On a side note quoting man scanf:

It is very difficult to use these functions correctly, and it is preferable to read entire lines with fgets(3) or getline(3) and parse them later with sscanf(3) or more specialized functions such as strtol(3).

As a consequence of the former — no threads —, a single thread has to do all of these things:

• handle signals (safely and with near-shortest delay possible)
• read incoming data and process it (also with little delay)
• animate the clock (at least once a second)

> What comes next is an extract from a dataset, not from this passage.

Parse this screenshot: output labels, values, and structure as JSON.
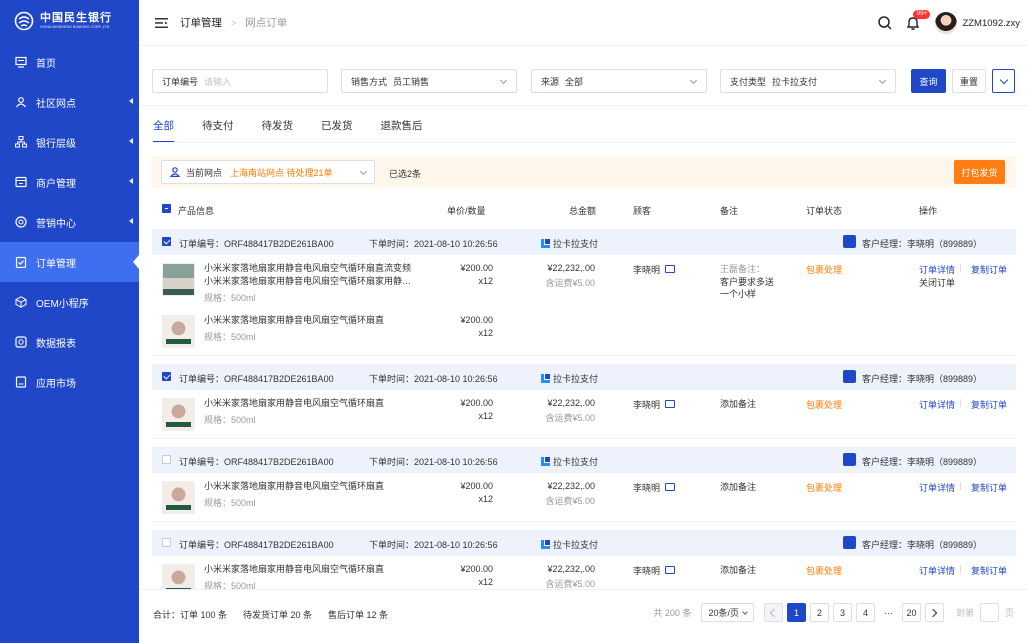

As a consequence of the latter — no scanf —, we now have sscanf (with two "s"), non-blocking I/O with read and pselect, a line buffer to manage parsing input, and code to jump over input that would stuck sscanf otherwise.

Personally, I feel like going simpler would give up something of value and that we have now arrived at something good enough to merge.

With all these changes, I'm thinking that, perhaps instead of merging this to master one by one, lets create some experimental or 2.0 branch or something like that. Then PR everything there instead of master. Once everyone is happy and well tested, we can merge to master as a final step.

I would support this idea if we had more big risky features still in the pipeline, bigger display changes, API incompatible changes — things like that. But what we have here is now complete in itself (besides potential refactoring follow-ups), may not be noticed by most users even, and is just one in a group of independent changes, rather than a big story, other than increasing robustness maybe. Personally, I like to keep master in releasable shape and branches short-lived: merging this branch keeps master releasable in my view. If it does feel too risky to merge still, let's maybe sleep over it and try to identify that feeling of risk and what it is about. Then we can do something about it if necessary. @tenox7 what do you think?

[edgar-bonet]

@tenox7: If you want to optimize the testing effort, I could build a branch that merges all the currently-pending pull requests. Would that help?

[edgar-bonet]

I wrote:

I could build a branch that merges all the currently-pending pull requests.

Well, I just did it: edgar-bonet:next.

$ git -P log --first-parent master..next
commit 2c69fb2f09ff836d07657a5bee5500fb524505c2 (HEAD -> next)
Merge: 333dd6a 98ae048
Author: Edgar Bonet <linux@edgar-bonet.org>
Date:   Thu Nov 23 23:04:27 2023 +0100

    Merge pull request #99 from edgar-bonet/multibyte

    * Define _XOPEN_SOURCE_EXTENDED on macOS
    * Always use ASCII characters for the arrow tips
    * Rely on pkg-config to find the proper ncurses.h
    * Support plotting with mutibyte characters

commit 333dd6ab507d350a984ee16fed2744d3d3142a00
Merge: c72e7d5 2176376
Author: Edgar Bonet <linux@edgar-bonet.org>
Date:   Thu Nov 23 22:55:33 2023 +0100

    Merge pull request #106 from edgar-bonet/rate

    * Increase the time resolution in rate mode

commit c72e7d5884a2f262862563209f5884008cd8dfe6
Merge: 25c0ab0 ceb0bda
Author: Edgar Bonet <linux@edgar-bonet.org>
Date:   Thu Nov 23 22:48:42 2023 +0100

    Merge pull request #110 from edgar-bonet/keys

    * Stop watching the terminal if it gets closed
    * Toggle "rate mode" when the user types 'r'
    * Quit when the user types 'q'

commit 25c0ab001f1af2afa7d7a21bd4e4e8c50ca1219b
Merge: 07ce2f9 c150198
Author: Edgar Bonet <linux@edgar-bonet.org>
Date:   Thu Nov 23 22:47:03 2023 +0100

    Merge pull request #98 from hartwork/signal-handling

    * Get signal handling into the land of defined behavior
    * Delay display of stochastics until we have actual data

[elfring]

Thanks for your software adjustments.